With the loss of the Peyton Rifles the companies were re-lettered as follows:

- Company A—"Clark Rifles," from Clark county, Capt. Newton S. Love.
- Company B—"Chicot Rebels," from Chicot county, Capt. James D. Imboden.
- Company C—"Black River Rifles," from Lawrence county, Capt. Robert C. Jones.
- Company D—"Greene County Roughs," from Greene county, Capt. Guy S. Murray.
- Company E—"Wood's Rifles," from Craighead county, Capt. Joel G. Wood.
- Company F—"Ashley Light Infantry," from Ashley county, Capt. Micajah R. Wilson.
- Company G—"Lawrence Dead-Shots," from Lawrence county, Capt. Joseph C. Holmes.

==Battles==
During the Iuka-Corinth Campaign, September - October 1862, the 8th Arkansas Infantry Battalion was assigned to Brigadier General William L. Cabell's brigade of Brigadier General Dabney H. Maury's Division of Major General Sterling Price's 1st Corps the Confederate (Army of the West).
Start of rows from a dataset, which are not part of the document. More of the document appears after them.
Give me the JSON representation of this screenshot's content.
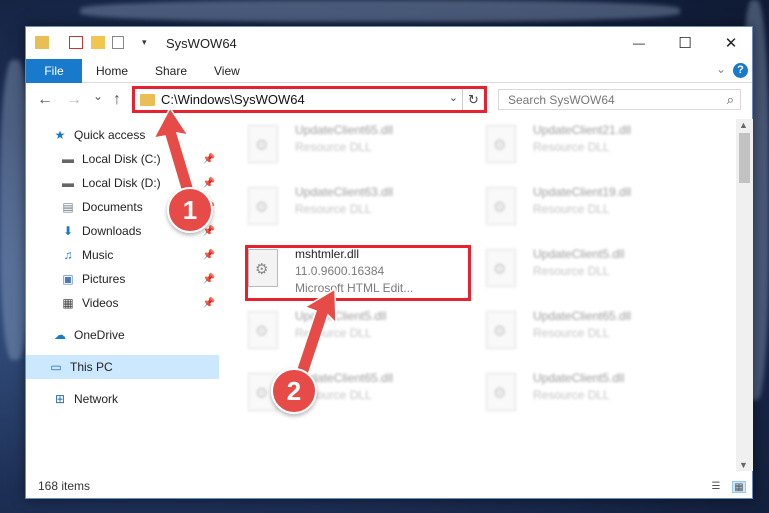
{
  "window": {
    "title": "SysWOW64",
    "minimize_glyph": "—",
    "maximize_glyph": "☐",
    "close_glyph": "✕"
  },
  "ribbon": {
    "file": "File",
    "tabs": [
      "Home",
      "Share",
      "View"
    ],
    "help": "?"
  },
  "navigation": {
    "back": "←",
    "forward": "→",
    "recent": "⌄",
    "up": "↑",
    "address": "C:\\Windows\\SysWOW64",
    "search_placeholder": "Search SysWOW64"
  },
  "sidebar": {
    "items": [
      {
        "label": "Quick access",
        "icon": "star-icon",
        "glyph": "★",
        "color": "#1979ca",
        "pinned": false
      },
      {
        "label": "Local Disk (C:)",
        "icon": "drive-icon",
        "glyph": "▬",
        "color": "#666666",
        "pinned": true
      },
      {
        "label": "Local Disk (D:)",
        "icon": "drive-icon",
        "glyph": "▬",
        "color": "#666666",
        "pinned": true
      },
      {
        "label": "Documents",
        "icon": "documents-icon",
        "glyph": "▤",
        "color": "#6c7a89",
        "pinned": true
      },
      {
        "label": "Downloads",
        "icon": "downloads-icon",
        "glyph": "⬇",
        "color": "#1979ca",
        "pinned": true
      },
      {
        "label": "Music",
        "icon": "music-icon",
        "glyph": "♫",
        "color": "#1979ca",
        "pinned": true
      },
      {
        "label": "Pictures",
        "icon": "pictures-icon",
        "glyph": "▣",
        "color": "#4a7bb7",
        "pinned": true
      },
      {
        "label": "Videos",
        "icon": "videos-icon",
        "glyph": "▦",
        "color": "#444444",
        "pinned": true
      },
      {
        "label": "OneDrive",
        "icon": "onedrive-icon",
        "glyph": "☁",
        "color": "#1979ca",
        "pinned": false
      },
      {
        "label": "This PC",
        "icon": "computer-icon",
        "glyph": "▭",
        "color": "#2a6db0",
        "pinned": false,
        "selected": true
      },
      {
        "label": "Network",
        "icon": "network-icon",
        "glyph": "⊞",
        "color": "#2a6db0",
        "pinned": false
      }
    ]
  },
  "files": {
    "left_column": [
      {
        "name": "UpdateClient65.dll",
        "type": "Resource DLL"
      },
      {
        "name": "UpdateClient63.dll",
        "type": "Resource DLL"
      },
      {
        "name": "mshtmler.dll",
        "version": "11.0.9600.16384",
        "description": "Microsoft HTML Edit..."
      },
      {
        "name": "UpdateClient5.dll",
        "type": "Resource DLL"
      },
      {
        "name": "UpdateClient65.dll",
        "type": "Resource DLL"
      }
    ],
    "right_column": [
      {
        "name": "UpdateClient21.dll",
        "type": "Resource DLL"
      },
      {
        "name": "UpdateClient19.dll",
        "type": "Resource DLL"
      },
      {
        "name": "UpdateClient5.dll",
        "type": "Resource DLL"
      },
      {
        "name": "UpdateClient65.dll",
        "type": "Resource DLL"
      },
      {
        "name": "UpdateClient5.dll",
        "type": "Resource DLL"
      }
    ]
  },
  "status": {
    "item_count": "168 items"
  },
  "annotations": {
    "step1": "1",
    "step2": "2",
    "color": "#e8212f"
  }
}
Battle of Farmington, May 9, 1862.
Battle of Iuka, September 19, 1862
Siege of Corinth, April to June 1862.
Battle of Corinth, October 3–4, 1862
Siege of Port Hudson, May to July, 1863

==Surrender==
The portion of the 8th Arkansas Infantry Battalion that became consolidated with 12th Arkansas Infantry Regiment, 18th Arkansas Infantry Regiment, 23rd Arkansas Infantry Regiment and the 12th Arkansas Infantry Battalion to form the 2nd Arkansas Consolidated Infantry Regiment which was surrendered along with the rest of the Department of the Trans Mississippi by General Kirby Smith on May 26, 1865, at Marshall, Texas. Other former members appear on parole lists of the unit surrendered at Wittsburg and Jacksonport, Arkansas, in May and June 1865.